Friday, December 10, 2010

I Am Fabulous, But Not Because I Am Single



"I've been dating since I was 15. I'm exhausted! Where is he?"
~Charlotte York, Sex & The City

Two days after my Alma Mater gave away their conference title like warm blankets at Christmas to homeless people my mom inquired as to if they could win their bowl game.  My response was, "who knows?"  What can I say?  I was highly frustrated.  It was a sense of frustration that vodka couldn't even cure.  Black tar heroin may have been able to do the trick, but I am not that kind of girl.  I repeat, I am not that kind of girl.  No team wins when they allow 90% of 3rd downs to be completed by their opponent.  They looked like Whitney Houston during her Barbara Walter's interview in 1993...All shaken up about crack.  I should have known my team would struggle, since a few of their wins were somewhat suspect.  That afternoon my mom emailed me and asked me if everything was okay.  That evening she called and asked if everything was okay.  Obviously, she assumed that all was not well in my world due to my response.  If I didn't assure her that everything was okay, I am sure that she would have resorted to cross stitching the question on a pillow.  I told her that nothing unusual was bothering me.  The "usual" being the fact that once again, I didn't wake up in the morning next to my hot Italian husband who has a sense of humor to match mine.  Yes, I have a thing for men of slight color.  I love, love, love Italian men, however, I have been known to confuse/substitute them with a tamale roller or drug dealer or two.

A couple of years after a high school, I started dating a guy that I stayed with for 8 years.  Man, was he a loser and I knew it!  My parents knew it too.  Up until about a year ago, my mom would sporadically remind me that it would not be a good idea for me to ever get back together with him.  I did not need a reminder.  My bad memories served me well.

A few years ago, he contacted me via a social networking site and like a dumbass I gave him my number.  I must have been in an advanced stage of drinking that evening.  He said he wanted to be friends.  I was okay with being friends until he asked me what color panties I was wearing one night.  Either, we had different definitions of what friends meant or he was lying about his intentions.  I will go with the latter, since he was a big, fat liar to begin with!  He put the final nail in his coffin with that comment.  He really crossed the line and once he did that I drew my line with black tar.  My line basically said. "Go play in traffic!"  I should have shanked him in the kidney years ago.

After I suffered through an 8 year relationship with him, it was time to play, be free, and discover who I really was.  Who was I?  I was Diane and I had the nameplate necklace specially ordered from Patricia Field in NYC to prove it.  Unfortunately, that necklace became a victim of a vacuum cleaner one day.  I was a true player AND I crushed a lot.  I was single and fabulous.  My signature move seemed to be smoking Cuban cigars out of my front stoop in my see-thru pj's.  Guys always seemed to love that look.  Ironically, I did not plan that.  I just did it.  I never do anything on purpose to attract attention.  I just do what I do.  Everything is an accident.  When I looked in the mirror, I saw somebody who was confident and molten-lava hot.  I was the belle of the ball at every bar I frequented.  I traveled a lot and I seemed to have a knack for choosing guys that I wouldn't have to commit to i.e. out-of-towners or the guy in the military being shipped off to Afghanistan.  I wasn't sure what I wanted.  All I know is that I was in some sort of downward spiral with the letters "L-O-V-E" wrapped around it and I took a lot of hearts down with me.

So here we are 10 years later.  I am still single and I am fabulous, yet I am not single and fabulous.  Nor am I desperate, however, I crave a solid relationship with somebody who is stable and who is my biggest fan.  I now feel as though I want what I used to fear.  I want the guy who I never thought I wanted.  I don't want a rock star.  Instead, I want somebody who stars in the sitcom titled "Reliable and Stable".  I always went after the jerk/junkie.  It was as if I organized a line-up of the ten biggest losers and said, "Look mommy.

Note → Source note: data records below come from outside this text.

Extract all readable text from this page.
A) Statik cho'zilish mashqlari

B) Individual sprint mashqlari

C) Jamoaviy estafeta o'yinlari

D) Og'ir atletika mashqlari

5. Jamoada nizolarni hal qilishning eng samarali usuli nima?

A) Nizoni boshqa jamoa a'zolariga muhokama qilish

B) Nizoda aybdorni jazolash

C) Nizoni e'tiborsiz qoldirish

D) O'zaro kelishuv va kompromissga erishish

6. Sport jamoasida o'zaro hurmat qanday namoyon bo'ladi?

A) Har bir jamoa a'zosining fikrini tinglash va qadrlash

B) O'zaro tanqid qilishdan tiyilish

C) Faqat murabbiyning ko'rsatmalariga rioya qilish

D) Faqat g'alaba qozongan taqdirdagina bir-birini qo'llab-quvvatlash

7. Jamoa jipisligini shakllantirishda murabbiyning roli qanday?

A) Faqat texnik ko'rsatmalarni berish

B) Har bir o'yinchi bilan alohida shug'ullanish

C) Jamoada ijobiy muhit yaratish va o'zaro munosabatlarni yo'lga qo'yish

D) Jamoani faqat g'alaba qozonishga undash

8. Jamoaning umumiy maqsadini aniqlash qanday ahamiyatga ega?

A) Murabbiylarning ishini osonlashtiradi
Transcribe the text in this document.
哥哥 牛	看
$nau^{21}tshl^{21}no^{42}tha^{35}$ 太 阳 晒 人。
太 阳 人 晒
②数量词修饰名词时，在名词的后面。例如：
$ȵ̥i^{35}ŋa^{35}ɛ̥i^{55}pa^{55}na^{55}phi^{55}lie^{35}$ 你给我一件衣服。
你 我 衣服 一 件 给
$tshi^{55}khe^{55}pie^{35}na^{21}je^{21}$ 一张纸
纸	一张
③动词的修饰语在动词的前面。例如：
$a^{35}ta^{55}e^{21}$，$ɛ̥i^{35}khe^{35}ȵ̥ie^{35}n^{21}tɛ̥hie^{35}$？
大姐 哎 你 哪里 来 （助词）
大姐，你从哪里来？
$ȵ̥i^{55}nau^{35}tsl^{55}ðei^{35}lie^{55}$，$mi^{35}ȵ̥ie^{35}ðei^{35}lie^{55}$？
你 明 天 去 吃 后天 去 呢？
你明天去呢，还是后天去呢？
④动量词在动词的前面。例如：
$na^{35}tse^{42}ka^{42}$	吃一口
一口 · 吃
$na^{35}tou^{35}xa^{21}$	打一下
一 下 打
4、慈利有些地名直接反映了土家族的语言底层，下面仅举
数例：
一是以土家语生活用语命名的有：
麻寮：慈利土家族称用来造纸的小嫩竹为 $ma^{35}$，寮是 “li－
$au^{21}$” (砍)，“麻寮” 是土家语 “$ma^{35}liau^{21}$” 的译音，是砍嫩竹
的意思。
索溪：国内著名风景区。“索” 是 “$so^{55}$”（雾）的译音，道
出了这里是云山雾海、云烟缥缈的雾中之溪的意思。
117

I want that one!"  I would always kick and scream until I landed the biggest jerk.  And where did that land me?  In the land of cooking for one, because losers have a shelf life.  And, leftovers only last so long before they start to decompose like roadkill.

So now all I can do is wait.  My only other option would be to start serving samples of my delicious cooking on the frozen food aisle at Kroger while handing out cards to eligible men that have my airbrushed picture on the front of the card and my phone number on the back of the card just in case they need the recipe.  What's the big rush?  I want a live-in that I can "hug the HELL out of lying down" whenever I want.

BTW, I am okay.  I am never alone.  I have an awesome cat and I have a great family and circle of friends, as well, as a nifty crew of colorful acquaintances and if that ends up not being enough I can always get lost in my own brain which is a pretty interesting place to vacation.  And, if you are wondering what happened to all of the hearts I broke...They all got married so I am guessing they are just fine.  They may be bored, but they are okay.